Les moines, ou les artisans qui travaillaient pour eux, s’inspiraient de l’art environnant pour créer leurs images gravées : les sculptures, les vitraux, les peintures, les tapisseries. Les premières gravures présentent des caractéristiques communes. En premier lieu, on remarque leur sobriété, le traitement simplifié des lignes, voire parfois quelques maladresses dans le rendu du dessin. Leur style global, ainsi que leur uniformité malgré les différents lieux de production, les rattachent au gothique international : les vêtements sont traités avec des lignes courbes et souples, les plis sont larges et se terminent en boucles. Les figures sont dessinées sur fond blanc, parfois colorié en noir pour accentuer leur effet. Les scènes sont dépourvues d’ombre, et sont enfermés dans un trait carré simple. Très souvent, ces estampes sont coloriées avec des couleurs franches : rouge, vert, ocre, bleu, noir. La quasi-totalité de ces gravures ont un sujet religieux : scènes de la vie et de la Passion du Christ, Vierge à l’Enfant, saints en pied avec leurs attributs ou subissant le martyre.

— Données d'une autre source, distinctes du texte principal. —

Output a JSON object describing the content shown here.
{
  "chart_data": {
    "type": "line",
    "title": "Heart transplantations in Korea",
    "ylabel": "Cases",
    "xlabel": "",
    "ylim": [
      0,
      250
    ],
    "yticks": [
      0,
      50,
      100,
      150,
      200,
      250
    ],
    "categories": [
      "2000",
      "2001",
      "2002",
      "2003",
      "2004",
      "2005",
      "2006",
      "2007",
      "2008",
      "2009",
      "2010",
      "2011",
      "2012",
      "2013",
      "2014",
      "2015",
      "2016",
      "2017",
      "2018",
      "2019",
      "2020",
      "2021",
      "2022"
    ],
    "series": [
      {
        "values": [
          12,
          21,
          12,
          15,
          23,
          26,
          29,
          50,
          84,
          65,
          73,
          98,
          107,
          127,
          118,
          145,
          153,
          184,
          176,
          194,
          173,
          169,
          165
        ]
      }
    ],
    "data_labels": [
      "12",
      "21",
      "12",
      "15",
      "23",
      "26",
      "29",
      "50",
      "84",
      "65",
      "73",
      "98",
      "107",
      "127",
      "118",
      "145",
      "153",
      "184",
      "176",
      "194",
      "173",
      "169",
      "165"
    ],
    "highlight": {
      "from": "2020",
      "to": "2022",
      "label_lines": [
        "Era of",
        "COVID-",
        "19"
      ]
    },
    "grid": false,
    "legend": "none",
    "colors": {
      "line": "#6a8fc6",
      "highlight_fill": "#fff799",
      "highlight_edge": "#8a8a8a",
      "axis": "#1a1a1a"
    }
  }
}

Si aujourd’hui ces pièces sont considérées comme de véritables œuvres d’art, d’autant plus précieuses que peu d’entre elles sont parvenues jusqu’à nous, leur fonction primitive n’était pas de satisfaire l’œil de leurs contemplateurs ou possesseurs. Comme nous l’avons vu, elles servaient à l’évangélisation des populations, et constituaient un support matériel aux indulgences. Elles étaient distribuées ou vendues lors des pèlerinages, on pouvait les obtenir dans les foires ou les monastères. Cousues aux vêtements, accrochées aux murs du foyer, collées à l’intérieur de coffres qui devenaient ainsi de petits oratoires une fois ouverts, emportées par les défunts dans la tombe, elles protégeaient leurs détenteurs face aux malheurs du quotidien et aux assauts du Mal.
L’une des gravures imprimées sur papier les plus anciennes est un Portement de croix, dont un exemplaire est conservé au musée du Louvre [Fig. 12]. Son style, et notamment les costumes des personnages, se rapprochent de celui du Bois Protat. Comme ce dernier, elle pourrait avoir une origine française. Mais le fait que la même estampe, conservée à Vienne, ait été découverte dans la couverture d’un registre impérial de l’empereur Sigismond (1368-1437) permet également de considérer qu’elle serait germanique. Plusieurs chercheurs la rapproche d’autres gravures allemandes primitives, comme La mort de la Vierge conservée à Munich [Fig. 13], ce qui conduirait donc à une attribution allemande. Comme pour le Bois Protat, on voit à quel point il est difficile de déterminer avec précision l’origine des gravures primitives.